Planters say that most of the nuts fall at night, when the dew has relaxed the fibres of the stalks. This would be an excellent reason, but for the fact that the nuts don’t fall any more at night than in the daytime, if one takes the trouble to observe, and that damp, or dew, tightens up fibres of all kind, instead of relaxing them. If one asks the natives, the usual answer is: “It just happens that way”; and I fancy that is as near as any one is likely to get to a solution.

Manuwai, since I saw it, has been purchased outright by a couple of adventurous young Englishmen, who are working it as a copra plantation. Takutea has, therefore, a neighbour in the Robinson Crusoe business, and is not likely to be quite so solitary as in times past.

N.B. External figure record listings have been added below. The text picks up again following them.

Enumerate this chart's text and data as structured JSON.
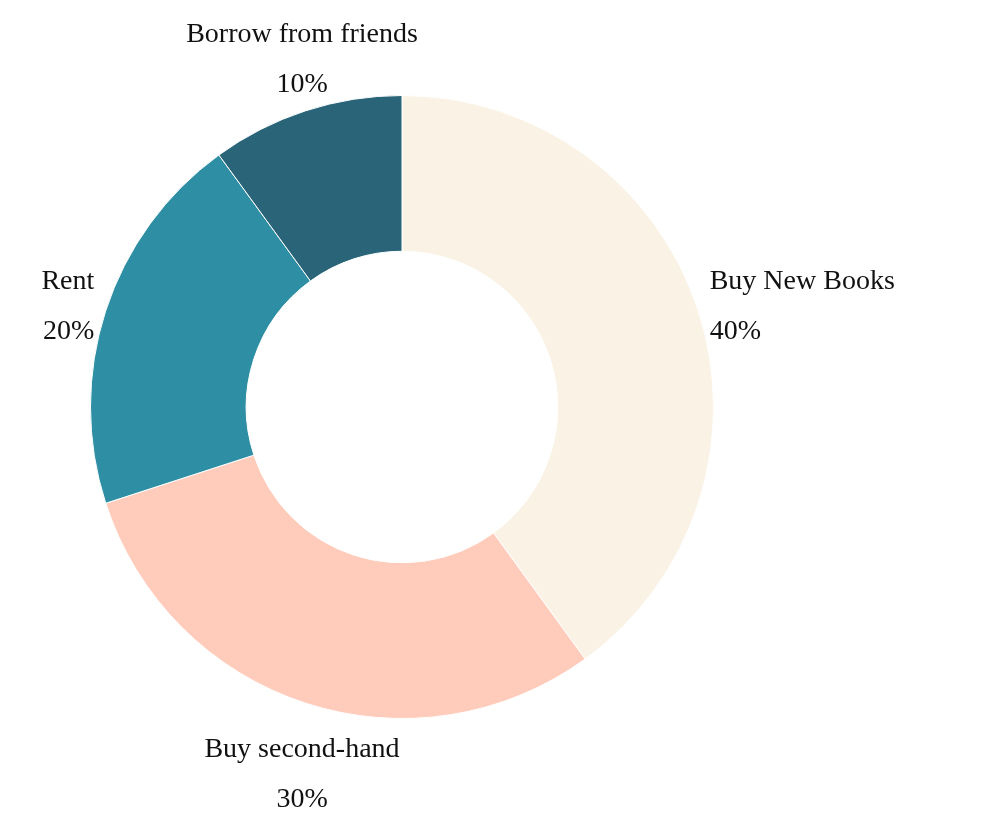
{
  "chart_data": {
    "type": "donut",
    "categories": [
      "Buy New Books",
      "Buy second-hand",
      "Rent",
      "Borrow from friends"
    ],
    "values": [
      40,
      30,
      20,
      10
    ],
    "colors": [
      "#faf2e4",
      "#ffcbbb",
      "#2e8ea4",
      "#296479"
    ],
    "value_labels": [
      "40%",
      "30%",
      "20%",
      "10%"
    ]
  }
}
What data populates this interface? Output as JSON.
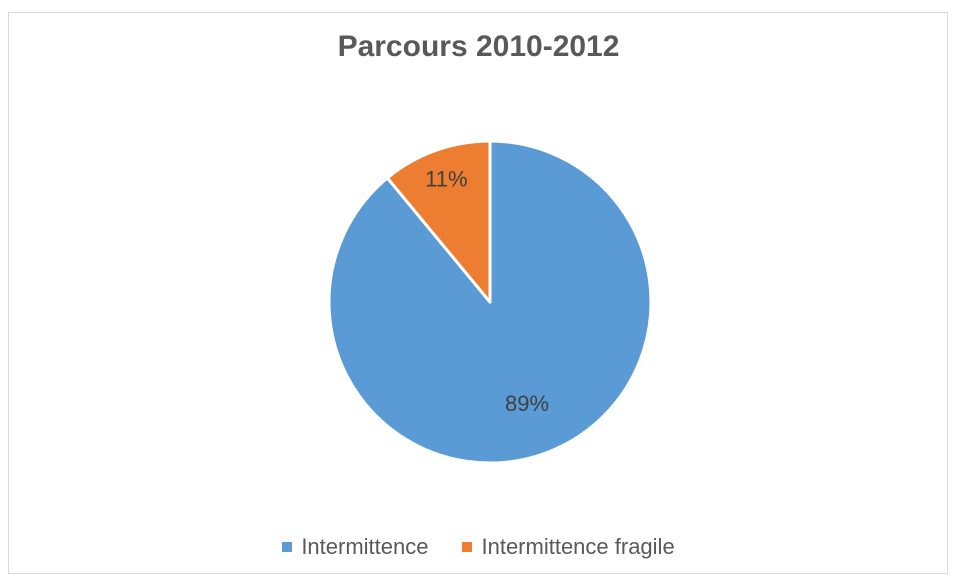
{
  "chart_data": {
    "type": "pie",
    "title": "Parcours 2010-2012",
    "categories": [
      "Intermittence",
      "Intermittence fragile"
    ],
    "values": [
      89,
      11
    ],
    "labels": [
      "89%",
      "11%"
    ],
    "colors": [
      "#5B9BD5",
      "#ED7D31"
    ],
    "legend_position": "bottom",
    "start_angle": "top",
    "direction": "clockwise"
  }
}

The tour of the group was now ended, and the Government officials were conveyed back to Raratonga with all possible despatch—which is not saying very much, after all. There followed a luxurious interval of real beds and real meals, and similar Capuan delights, in the pretty island bungalow where my lot for the time had been cast. Then the Duchess began to start again, and peace was over. A sailing vessel does not start in the same way as a steamer. She gives out that she will leave on such a day, at such an hour, quite like the steamer; but there the resemblance ends. When you pack your cabin trunk, and have it taken down at 11 a.m., you find there is no wind, so you take it back and call again next day. There is a wind now, but from the one quarter that makes it practically impossible to get out of port.’ You are told you had better leave your trunk, in case of the breeze shifting. You do, and go back for the second time to the hostess from whom you have already parted twice. The verandah (every one lives on verandahs, in the islands) is convulsed to see you come back, and tells you this is the way the ship always does “get off.” You spend a quiet evening, and go to bed. At twelve o’clock, just as you are in the very heart of your soundest sleep, a native boy comes running up to the house to say that the captain has sent for the passenger to come down at once, for the wind is getting up, and he will sail in a quarter of an hour! You scramble into your clothes, run down to the quay, get rowed out to the ship, and finish your sleep in your cabin to the accompaniment of stamping feet and the flapping sails; and behold, at eight o’clock, the bo’sun thunders on your door, and tells you that breakfast is in, but the breeze is away again, and the ship still in harbour! After breakfast you sneak up the well-known avenue again, feeling very much as if you had run away from school, and were coming back in disgrace. This time, the verandah shrieks until the natives run to the avenue gate to see what is the matter with the man “papalangis,” and then console you with the prophecy that the schooner won’t get away for another week.

She does, though. In the middle of the afternoon tea, the captain himself arrives, declines to have a cup, and says it is really business this time, and he is away. You go down that eternal avenue again, followed by cheerful cries of “No goodbye! we’ll keep your place at dinner,” and in half an hour the green and purple hills of lovely Raratonga are separated from you by a widening plain of wind-ruffled blue waves, and the Duchess is fairly away to Savage Island.